I kind of waffled about whether I should write about Erica, but it’s on the list, so it gets a post.

And I do think it’s a good game. You’re watching filmed interactions most of the time, but the bits where you have to interact with the environment (even if they don’t involve a choice, as they usually don’t), or where you have to choose between responses, make a difference. It’s kind of a limiting case: how far can a game go with cut scenes, with only limited interaction and with no skill component (other than the fact that responses can time out), while still feeling meaningfully different from a movie? And the answer is: pretty far!
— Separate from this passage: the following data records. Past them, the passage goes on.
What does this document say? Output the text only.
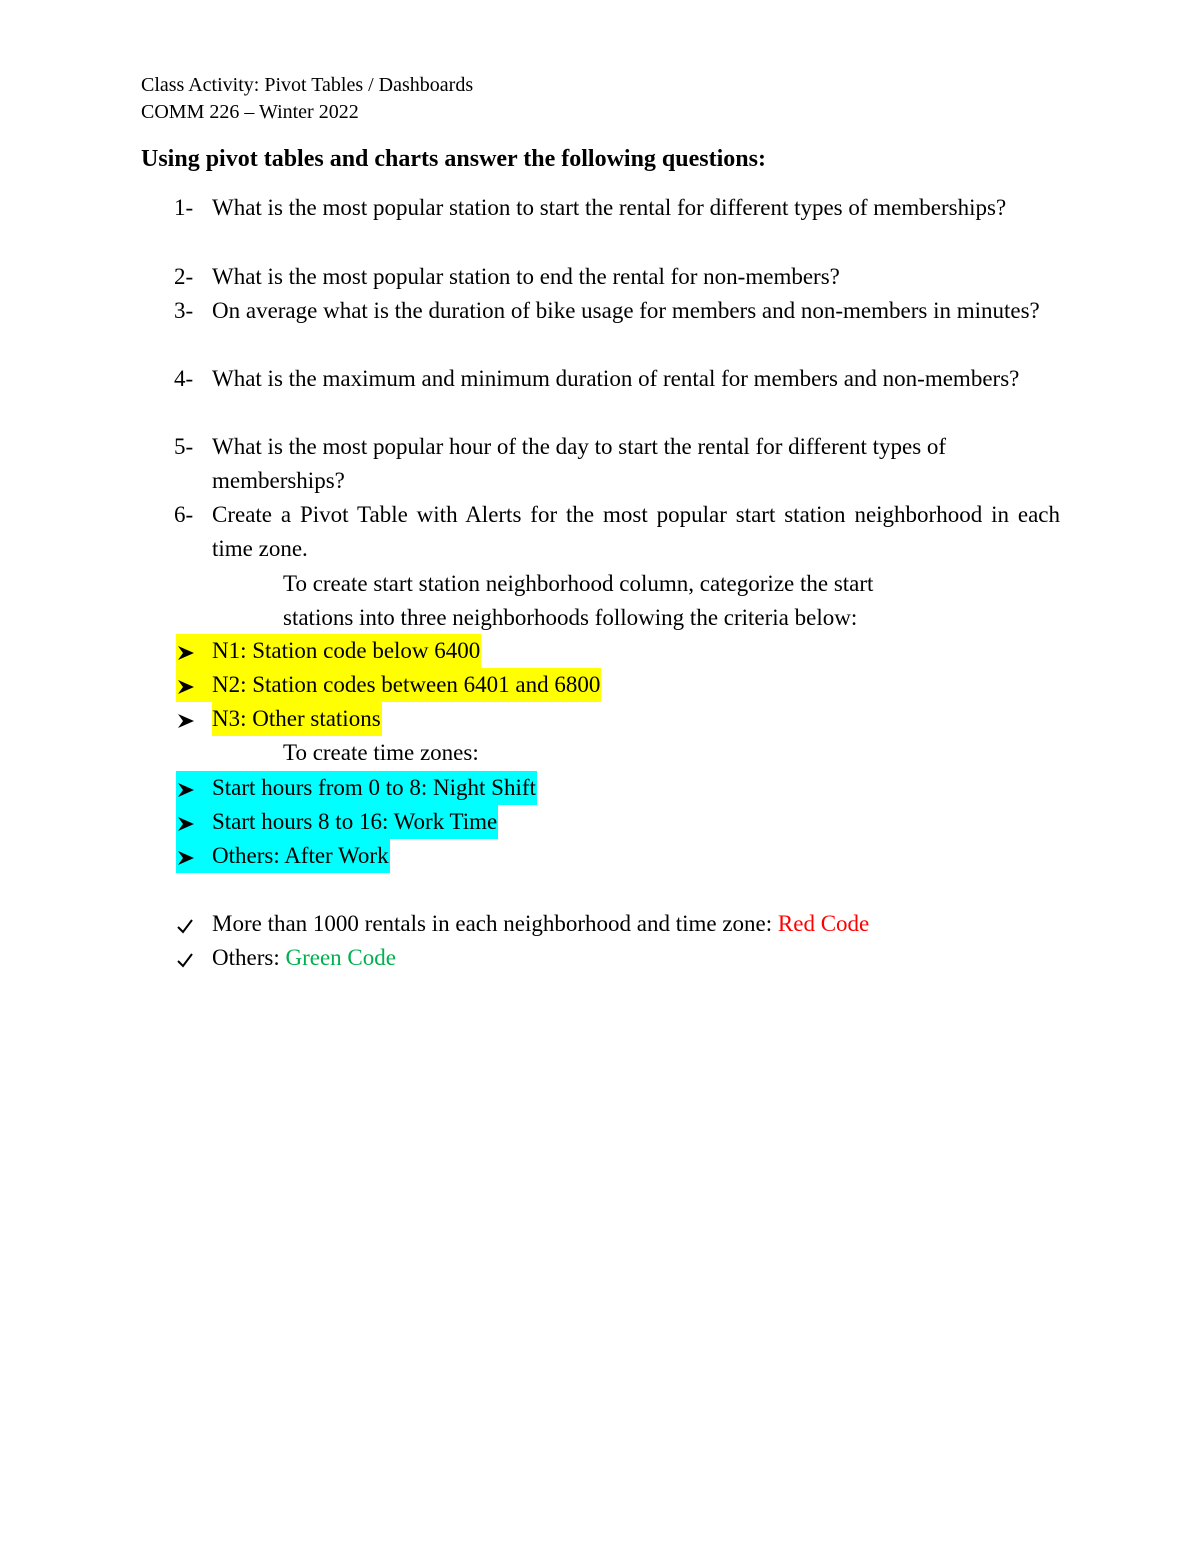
Class Activity: Pivot Tables / Dashboards
COMM 226 – Winter 2022
Using pivot tables and charts answer the following questions:
1- What is the most popular station to start the rental for different types of memberships?
2- What is the most popular station to end the rental for non-members?
3- On average what is the duration of bike usage for members and non-members in minutes?
4- What is the maximum and minimum duration of rental for members and non-members?
5- What is the most popular hour of the day to start the rental for different types of memberships?
6- Create a Pivot Table with Alerts for the most popular start station neighborhood in each time zone.
To create start station neighborhood column, categorize the start
stations into three neighborhoods following the criteria below:
N1: Station code below 6400
N2: Station codes between 6401 and 6800
N3: Other stations
To create time zones:
Start hours from 0 to 8: Night Shift
Start hours 8 to 16: Work Time
Others: After Work
More than 1000 rentals in each neighborhood and time zone: Red Code
Others: Green Code
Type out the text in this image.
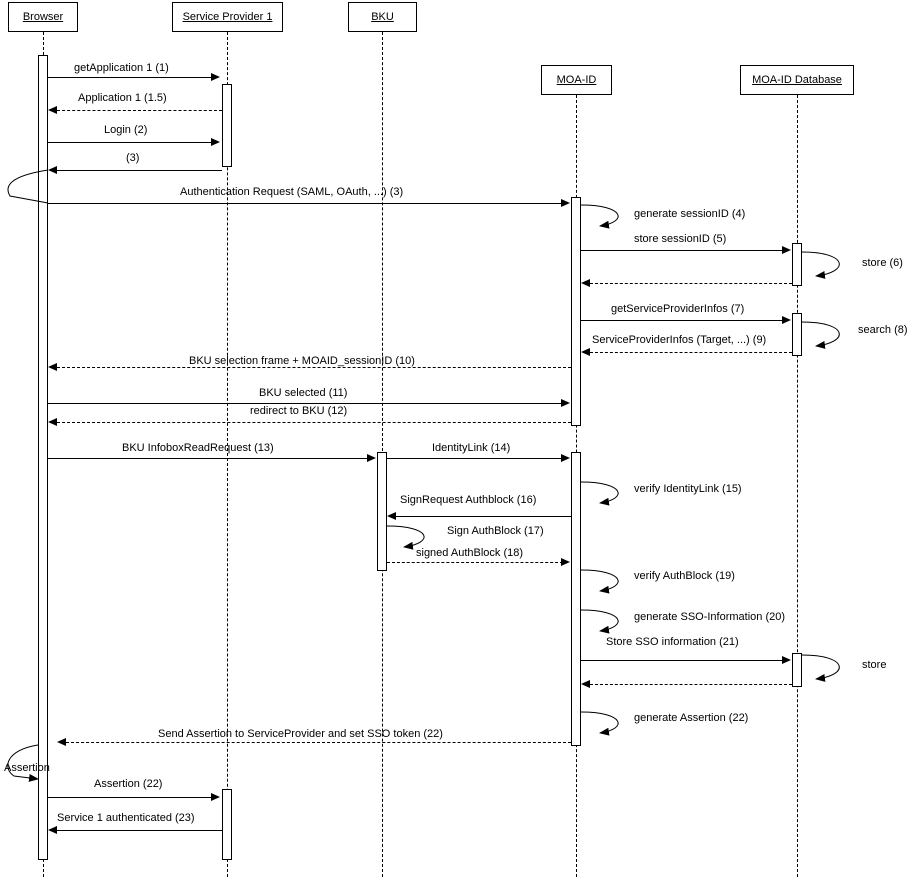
Browser	Service Provider 1	BKU
MOA-ID	MOA-ID Database
getApplication 1 (1)
Application 1 (1.5)
Login (2)
(3)
Authentication Request (SAML, OAuth, ...) (3)
generate sessionID (4)
store sessionID (5)
store (6)
getServiceProviderInfos (7)
search (8)
ServiceProviderInfos (Target, ...) (9)
BKU selection frame + MOAID_sessionID (10)
BKU selected (11)
redirect to BKU (12)
BKU InfoboxReadRequest (13)	IdentityLink (14)
verify IdentityLink (15)
SignRequest Authblock (16)
Sign AuthBlock (17)
signed AuthBlock (18)
verify AuthBlock (19)
generate SSO-Information (20)
Store SSO information (21)
store
generate Assertion (22)
Send Assertion to ServiceProvider and set SSO token (22)
Assertion
Assertion (22)
Service 1 authenticated (23)
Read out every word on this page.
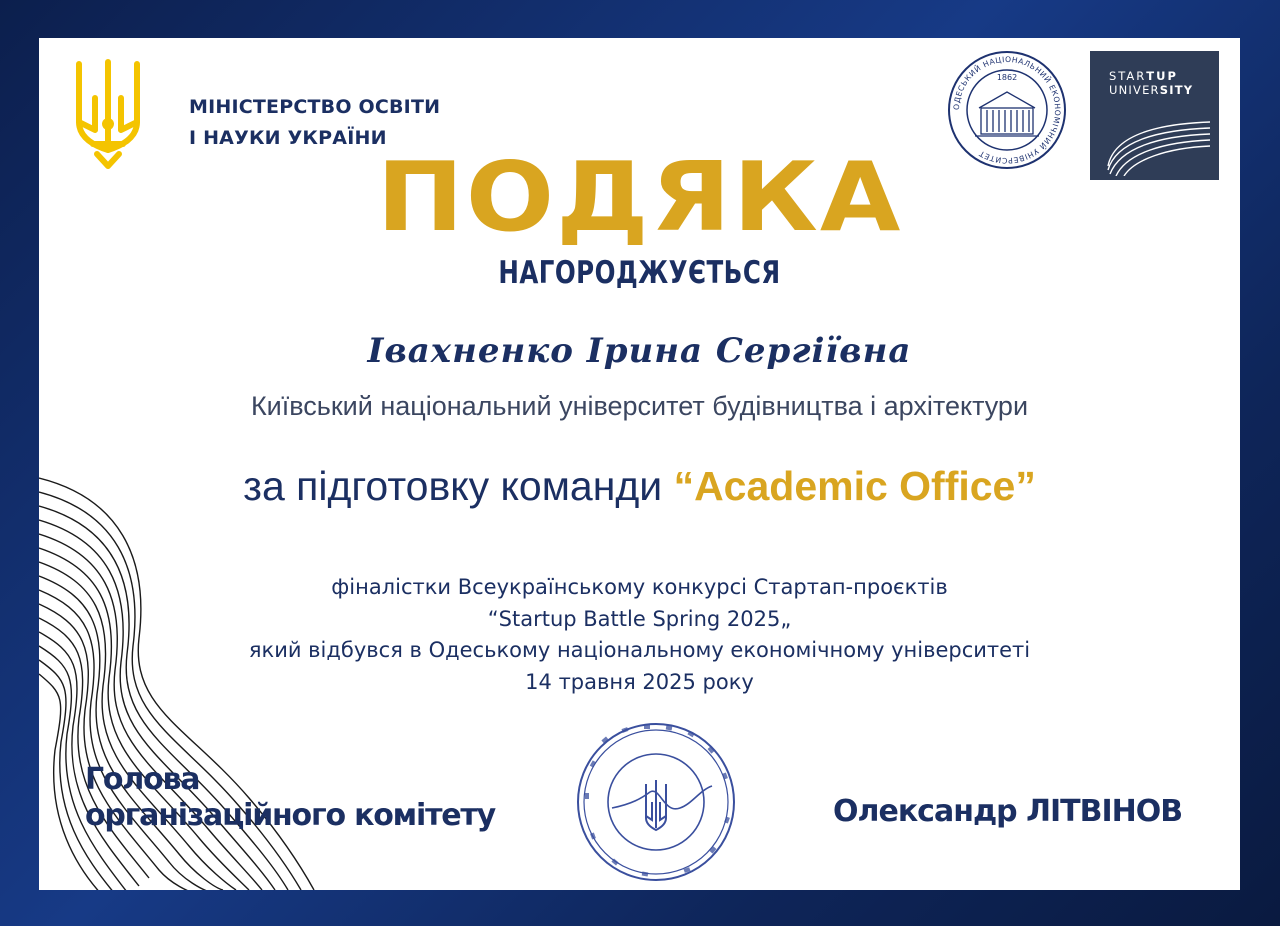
МІНІСТЕРСТВО ОСВІТИ
І НАУКИ УКРАЇНИ
ОДЕСЬКИЙ НАЦІОНАЛЬНИЙ ЕКОНОМІЧНИЙ УНІВЕРСИТЕТ
1862	STARTUP
UNIVERSITY
ПОДЯКА
НАГОРОДЖУЄТЬСЯ
Івахненко Ірина Сергіївна
Київський національний університет будівництва і архітектури
за підготовку команди “Academic Office”
фіналістки Всеукраїнському конкурсі Стартап-проєктів
“Startup Battle Spring 2025„
який відбувся в Одеському національному економічному університеті
14 травня 2025 року
Голова
організаційного комітету	Олександр ЛІТВІНОВ
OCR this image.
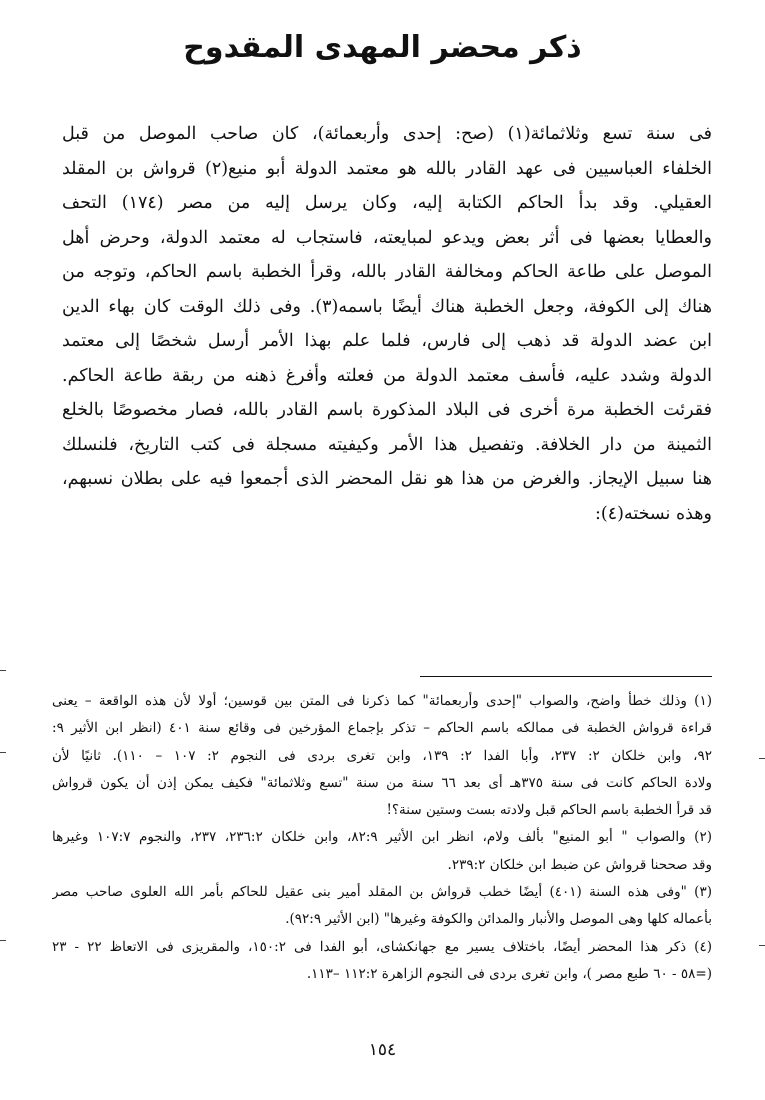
ذكر محضر المهدى المقدوح
فى سنة تسع وثلاثمائة(١) (صح: إحدى وأربعمائة)، كان صاحب الموصل من قبل
الخلفاء العباسيين فى عهد القادر بالله هو معتمد الدولة أبو منيع(٢) قرواش بن المقلد
العقيلي. وقد بدأ الحاكم الكتابة إليه، وكان يرسل إليه من مصر (١٧٤) التحف
والعطايا بعضها فى أثر بعض ويدعو لمبايعته، فاستجاب له معتمد الدولة، وحرض أهل
الموصل على طاعة الحاكم ومخالفة القادر بالله، وقرأ الخطبة باسم الحاكم، وتوجه من
هناك إلى الكوفة، وجعل الخطبة هناك أيضًا باسمه(٣). وفى ذلك الوقت كان بهاء الدين
ابن عضد الدولة قد ذهب إلى فارس، فلما علم بهذا الأمر أرسل شخصًا إلى معتمد
الدولة وشدد عليه، فأسف معتمد الدولة من فعلته وأفرغ ذهنه من ربقة طاعة الحاكم.
فقرئت الخطبة مرة أخرى فى البلاد المذكورة باسم القادر بالله، فصار مخصوصًا بالخلع
الثمينة من دار الخلافة. وتفصيل هذا الأمر وكيفيته مسجلة فى كتب التاريخ، فلنسلك
هنا سبيل الإيجاز. والغرض من هذا هو نقل المحضر الذى أجمعوا فيه على بطلان نسبهم،
وهذه نسخته(٤):
(١) وذلك خطأ واضح، والصواب "إحدى وأربعمائة" كما ذكرنا فى المتن بين قوسين؛ أولا لأن هذه الواقعة – يعنى
قراءة قرواش الخطبة فى ممالكه باسم الحاكم – تذكر بإجماع المؤرخين فى وقائع سنة ٤٠١ (انظر ابن الأثير ٩:
٩٢، وابن خلكان ٢: ٢٣٧، وأبا الفدا ٢: ١٣٩، وابن تغرى بردى فى النجوم ٢: ١٠٧ – ١١٠). ثانيًا لأن
ولادة الحاكم كانت فى سنة ٣٧٥هـ أى بعد ٦٦ سنة من سنة "تسع وثلاثمائة" فكيف يمكن إذن أن يكون قرواش
قد قرأ الخطبة باسم الحاكم قبل ولادته بست وستين سنة؟!
(٢) والصواب " أبو المنيع" بألف ولام، انظر ابن الأثير ٨٢:٩، وابن خلكان ٢٣٦:٢، ٢٣٧، والنجوم ١٠٧:٧ وغيرها
وقد صححنا قرواش عن ضبط ابن خلكان ٢٣٩:٢.
(٣) "وفى هذه السنة (٤٠١) أيضًا خطب قرواش بن المقلد أمير بنى عقيل للحاكم بأمر الله العلوى صاحب مصر
بأعماله كلها وهى الموصل والأنبار والمدائن والكوفة وغيرها" (ابن الأثير ٩٢:٩).
(٤) ذكر هذا المحضر أيضًا، باختلاف يسير مع جهانكشاى، أبو الفدا فى ١٥٠:٢، والمقريزى فى الاتعاظ ٢٢ - ٢٣
(=٥٨ - ٦٠ طبع مصر )، وابن تغرى بردى فى النجوم الزاهرة ١١٢:٢ –١١٣.
١٥٤
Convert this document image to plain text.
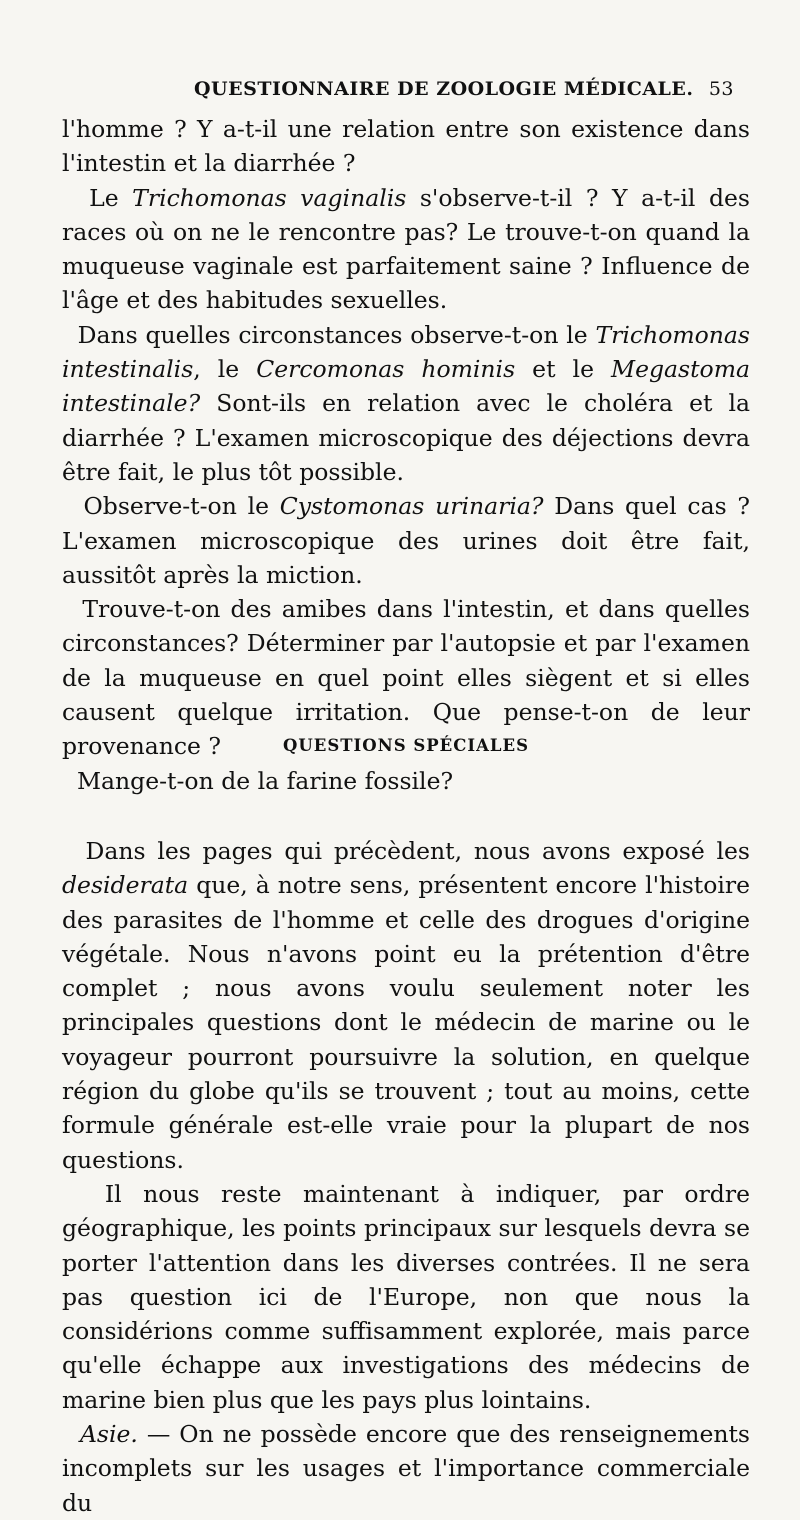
QUESTIONNAIRE DE ZOOLOGIE MÉDICALE. 53

l'homme ? Y a-t-il une relation entre son existence dans l'intestin et la diarrhée ?

Le Trichomonas vaginalis s'observe-t-il ? Y a-t-il des races où on ne le rencontre pas? Le trouve-t-on quand la muqueuse vaginale est parfaitement saine ? Influence de l'âge et des habitudes sexuelles.

Dans quelles circonstances observe-t-on le Trichomonas intestinalis, le Cercomonas hominis et le Megastoma intestinale? Sont-ils en relation avec le choléra et la diarrhée ? L'examen microscopique des déjections devra être fait, le plus tôt possible.

Observe-t-on le Cystomonas urinaria? Dans quel cas ? L'examen microscopique des urines doit être fait, aussitôt après la miction.

Trouve-t-on des amibes dans l'intestin, et dans quelles circonstances? Déterminer par l'autopsie et par l'examen de la muqueuse en quel point elles siègent et si elles causent quelque irritation. Que pense-t-on de leur provenance ?

Mange-t-on de la farine fossile?

QUESTIONS SPÉCIALES

Dans les pages qui précèdent, nous avons exposé les desiderata que, à notre sens, présentent encore l'histoire des parasites de l'homme et celle des drogues d'origine végétale. Nous n'avons point eu la prétention d'être complet ; nous avons voulu seulement noter les principales questions dont le médecin de marine ou le voyageur pourront poursuivre la solution, en quelque région du globe qu'ils se trouvent ; tout au moins, cette formule générale est-elle vraie pour la plupart de nos questions.

Il nous reste maintenant à indiquer, par ordre géographique, les points principaux sur lesquels devra se porter l'attention dans les diverses contrées. Il ne sera pas question ici de l'Europe, non que nous la considérions comme suffisamment explorée, mais parce qu'elle échappe aux investigations des médecins de marine bien plus que les pays plus lointains.

Asie. — On ne possède encore que des renseignements incomplets sur les usages et l'importance commerciale du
I guess it would be even farther in that direction if there weren’t choices that affect what you see. The existence of those choices is one aspect of the game that I didn’t probe so clearly: it’s a horror game, and that meant that Liesl didn’t feel like watching it while I was playing, or even being in the next room over. (And, honestly, it creeped me out some, too!) So I felt a little guilty about replaying it, since it would basically mean exiling her; I certainly wouldn’t have gone completionist, and the fact that I was shoehorning it into the middle of other games so I could talk about it with VGHVI folks also meant that I was playing it more provisionally than normal. But I probably would have played it a second time if it weren’t for that, and quite possibly a third. I’ll be interested to see what other folks have to report about the game.

Anyways, because of that: not much to say, about either the mechanics or the plot. Though I do recommend it (and who knows, maybe I’ll replay it at some point if Liesl is out of the house), what I saw did actually rather impress me.